Battery cages, which can house between four and 10 egg-laying hens, will be phased out by the end of next year, but the larger colony cages are still legal.
SAFE campaign manager Jessica Chambers said there were 2.3 million hens living in colony cages.
Confining hens was not only cruel but completely unnecessary, she said.
"Our Animal Welfare Act states that animals must have the ability to perform normal behaviours.
"That's the law, but a hen in a colony cage, she can't do any of her normal behaviours and those include scratching at the earth, foraging, stretching her wings, moving around freely or avoiding aggressive hens in the cages so basically it's so highly restrictive and there's so few enrichments available to them.
"They can't perform their normal behaviours, which basically means that colony cages are in breach of the Animal Welfare Act."
Some in the industry were moving away from the use of cages but if the government banned them it would force the hand of those still using them, Chambers said.
"Around the world we're seeing these cages being banned.

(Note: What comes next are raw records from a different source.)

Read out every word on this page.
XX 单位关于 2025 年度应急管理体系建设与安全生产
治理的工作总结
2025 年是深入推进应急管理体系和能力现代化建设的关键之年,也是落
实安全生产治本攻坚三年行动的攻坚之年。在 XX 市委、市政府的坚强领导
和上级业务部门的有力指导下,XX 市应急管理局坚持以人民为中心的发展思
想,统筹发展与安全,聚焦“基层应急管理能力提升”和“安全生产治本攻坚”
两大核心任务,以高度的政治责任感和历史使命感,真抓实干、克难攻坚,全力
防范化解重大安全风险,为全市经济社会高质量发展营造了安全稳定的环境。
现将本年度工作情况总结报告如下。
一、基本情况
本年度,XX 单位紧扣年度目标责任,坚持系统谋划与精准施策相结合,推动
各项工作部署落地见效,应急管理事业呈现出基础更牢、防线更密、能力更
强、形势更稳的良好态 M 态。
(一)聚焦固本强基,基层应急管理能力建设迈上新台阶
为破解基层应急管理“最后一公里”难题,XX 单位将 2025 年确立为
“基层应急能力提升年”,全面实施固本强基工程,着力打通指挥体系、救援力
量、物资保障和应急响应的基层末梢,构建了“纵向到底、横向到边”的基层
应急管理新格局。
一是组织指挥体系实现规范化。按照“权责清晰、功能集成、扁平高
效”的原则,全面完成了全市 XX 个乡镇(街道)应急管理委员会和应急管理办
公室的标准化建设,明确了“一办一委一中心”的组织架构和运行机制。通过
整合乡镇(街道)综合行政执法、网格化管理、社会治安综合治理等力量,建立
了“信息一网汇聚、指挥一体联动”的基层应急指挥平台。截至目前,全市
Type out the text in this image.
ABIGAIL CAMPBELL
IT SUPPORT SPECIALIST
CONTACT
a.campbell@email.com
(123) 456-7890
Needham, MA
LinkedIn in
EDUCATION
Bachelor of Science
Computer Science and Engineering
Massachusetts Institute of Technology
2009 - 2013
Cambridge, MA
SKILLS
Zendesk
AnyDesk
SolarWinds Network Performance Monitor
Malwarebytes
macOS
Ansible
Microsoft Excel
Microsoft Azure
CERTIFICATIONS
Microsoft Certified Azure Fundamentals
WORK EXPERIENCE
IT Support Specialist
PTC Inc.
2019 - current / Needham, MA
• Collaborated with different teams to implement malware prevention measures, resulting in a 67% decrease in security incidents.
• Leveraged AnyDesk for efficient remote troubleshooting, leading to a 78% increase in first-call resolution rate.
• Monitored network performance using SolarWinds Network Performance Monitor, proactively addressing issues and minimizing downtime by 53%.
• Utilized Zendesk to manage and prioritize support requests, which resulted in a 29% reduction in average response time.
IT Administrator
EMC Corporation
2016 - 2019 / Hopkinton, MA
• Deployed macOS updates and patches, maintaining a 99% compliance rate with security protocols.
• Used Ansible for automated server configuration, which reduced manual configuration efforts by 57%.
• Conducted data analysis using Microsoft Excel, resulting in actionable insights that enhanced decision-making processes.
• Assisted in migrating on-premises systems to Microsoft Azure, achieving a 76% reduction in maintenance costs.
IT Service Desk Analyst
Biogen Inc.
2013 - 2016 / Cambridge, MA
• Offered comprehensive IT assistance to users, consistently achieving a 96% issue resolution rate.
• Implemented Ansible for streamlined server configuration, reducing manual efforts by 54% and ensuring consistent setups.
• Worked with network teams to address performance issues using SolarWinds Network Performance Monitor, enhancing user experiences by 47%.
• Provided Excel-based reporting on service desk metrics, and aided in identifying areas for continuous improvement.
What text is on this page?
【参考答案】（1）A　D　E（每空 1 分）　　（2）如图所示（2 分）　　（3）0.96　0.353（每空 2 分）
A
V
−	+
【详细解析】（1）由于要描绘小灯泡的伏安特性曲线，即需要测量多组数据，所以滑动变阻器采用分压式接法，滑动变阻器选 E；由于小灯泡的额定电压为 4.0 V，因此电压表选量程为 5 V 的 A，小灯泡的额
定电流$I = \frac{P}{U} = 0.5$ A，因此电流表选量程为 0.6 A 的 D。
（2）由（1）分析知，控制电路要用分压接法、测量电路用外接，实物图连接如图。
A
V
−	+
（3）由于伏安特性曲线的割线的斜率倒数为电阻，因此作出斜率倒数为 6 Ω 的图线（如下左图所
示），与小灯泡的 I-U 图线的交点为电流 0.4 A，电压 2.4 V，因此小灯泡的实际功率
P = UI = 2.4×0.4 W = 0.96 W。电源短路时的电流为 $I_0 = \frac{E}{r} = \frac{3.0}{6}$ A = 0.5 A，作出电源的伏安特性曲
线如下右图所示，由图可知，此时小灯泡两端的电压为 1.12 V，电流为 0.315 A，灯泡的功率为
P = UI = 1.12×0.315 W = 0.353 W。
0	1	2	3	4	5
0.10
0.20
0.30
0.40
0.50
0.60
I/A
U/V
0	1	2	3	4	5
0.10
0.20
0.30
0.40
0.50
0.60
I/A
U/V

Yet here in New Zealand, no action is being taken so we're using this campaign as an opportunity to get support from the public to sign our petition calling on the government to ban the caging of all hens."
But Poultry Industry Association and Egg Producers Federation executive director Michael Brooks said colony cages were cost effective for companies and consumers.
"Colony cages are lawful under the New Zealand Layer Hen Code of Welfare. Indeed the report that was released at the time stated that they provided equivalent or overall superior welfare together with barn and free range," Brooks said.
"A number of farmers have adopted the system in New Zealand. Indeed, 29 percent of the layer hens in New Zealand are in colony cage systems."
Agriculture minister Damien O'Connor said the government had no plans to ban colony cages at this stage.
The code of welfare for layer hens was developed by the National Animal Welfare Advisory Committee and took into account international best practice, O'Connor said.